I bought a Sony Xb30ex in early 2013 and It "broke" in early 2014 ,I get sound from only one channel and it's Jack needs to be "twisted" gently to a certain angle to get sound from both Channels.

Question: I've a old Samsung earphone(with mic) laying around which has three wires, BLACK, GREEN, RED. I don't know what kind of wiring is inside XB30EX but if possible can I use Samsung's Jack? I don't wanna go into soldering , fixing wires is easier for me.

Just asking before I tear up my earphones cable!


----------



## sujoyp (May 25, 2016)

same problem with me..strange..mine too bought in 2013 ....see if you are successful in something


----------



## AudioGeek (Jun 11, 2016)

Soldering is mandatory for cable repairs.

Without soldering, nothing can be done. Suggest you to buy new.


----------



## ChairmanSaab (Oct 15, 2016)

Update: Right channel has stopped working and i had to "twist" it to make the left one work. I took the plunge and successfully replaced it with old samsung jack i had laying around (not soldering). Unfortunetely the right channel still doesn't work (blown up?) but i don't have to move the wire every few seconds now!  Voice is crisp and clear like before but my right ear is getting bored!
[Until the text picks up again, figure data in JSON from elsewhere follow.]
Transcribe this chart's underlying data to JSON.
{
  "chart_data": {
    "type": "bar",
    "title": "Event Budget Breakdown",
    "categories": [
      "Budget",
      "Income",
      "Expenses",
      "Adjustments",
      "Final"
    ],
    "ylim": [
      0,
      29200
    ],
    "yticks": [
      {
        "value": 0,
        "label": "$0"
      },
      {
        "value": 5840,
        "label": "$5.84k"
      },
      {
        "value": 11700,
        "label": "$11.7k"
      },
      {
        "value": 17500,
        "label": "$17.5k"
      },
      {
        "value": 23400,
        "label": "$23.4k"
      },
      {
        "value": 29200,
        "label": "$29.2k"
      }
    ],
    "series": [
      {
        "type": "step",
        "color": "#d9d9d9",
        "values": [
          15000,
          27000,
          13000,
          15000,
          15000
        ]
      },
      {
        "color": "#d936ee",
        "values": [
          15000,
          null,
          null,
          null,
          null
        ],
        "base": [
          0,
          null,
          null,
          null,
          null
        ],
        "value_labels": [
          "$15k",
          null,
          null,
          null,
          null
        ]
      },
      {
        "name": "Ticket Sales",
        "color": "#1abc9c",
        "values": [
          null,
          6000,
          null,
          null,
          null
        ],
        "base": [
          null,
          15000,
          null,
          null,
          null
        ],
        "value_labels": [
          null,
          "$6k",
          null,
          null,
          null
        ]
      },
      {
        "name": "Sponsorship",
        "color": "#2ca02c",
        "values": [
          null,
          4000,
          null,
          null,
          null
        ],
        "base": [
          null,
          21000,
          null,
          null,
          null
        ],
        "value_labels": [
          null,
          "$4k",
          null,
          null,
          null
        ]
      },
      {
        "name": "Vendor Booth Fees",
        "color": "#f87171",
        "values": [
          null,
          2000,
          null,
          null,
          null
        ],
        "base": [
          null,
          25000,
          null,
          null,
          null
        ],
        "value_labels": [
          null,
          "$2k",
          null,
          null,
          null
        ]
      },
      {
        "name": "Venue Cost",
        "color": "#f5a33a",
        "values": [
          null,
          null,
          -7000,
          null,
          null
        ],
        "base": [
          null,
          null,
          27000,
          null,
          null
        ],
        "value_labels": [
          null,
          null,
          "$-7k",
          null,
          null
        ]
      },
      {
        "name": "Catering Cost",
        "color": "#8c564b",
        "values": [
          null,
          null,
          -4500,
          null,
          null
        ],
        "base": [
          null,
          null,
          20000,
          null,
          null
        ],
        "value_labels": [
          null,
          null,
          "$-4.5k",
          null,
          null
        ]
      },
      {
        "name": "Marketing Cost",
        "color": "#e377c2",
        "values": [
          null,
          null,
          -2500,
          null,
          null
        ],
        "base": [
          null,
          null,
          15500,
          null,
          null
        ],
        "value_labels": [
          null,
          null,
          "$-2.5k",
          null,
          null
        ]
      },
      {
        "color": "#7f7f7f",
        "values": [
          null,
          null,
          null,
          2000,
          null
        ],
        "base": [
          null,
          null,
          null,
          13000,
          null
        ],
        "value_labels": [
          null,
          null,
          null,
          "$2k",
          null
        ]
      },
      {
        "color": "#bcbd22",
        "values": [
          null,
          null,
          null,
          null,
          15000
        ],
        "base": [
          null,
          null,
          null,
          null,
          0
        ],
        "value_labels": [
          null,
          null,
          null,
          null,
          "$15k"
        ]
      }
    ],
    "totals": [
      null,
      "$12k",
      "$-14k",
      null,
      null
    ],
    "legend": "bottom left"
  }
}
Time to buy new ones!

Anyone interested in the wire configuration It' as the following 

[Note: All wires are cotton stranded]

Green : Left Channel (enamel)
Red : Right Channel (enamel)
Copper 1 : Ground (enamel)
Copper 2 : Ground (enamel)

Burn them all !


----------



## sujoyp (Oct 17, 2016)

After my post I have already changed 2 earphones ...after my xb30 had developed problem bought soundmagic es18 which went bas in 3 months, then bought one more from sony but didnt got satisfied, now using CX180


----------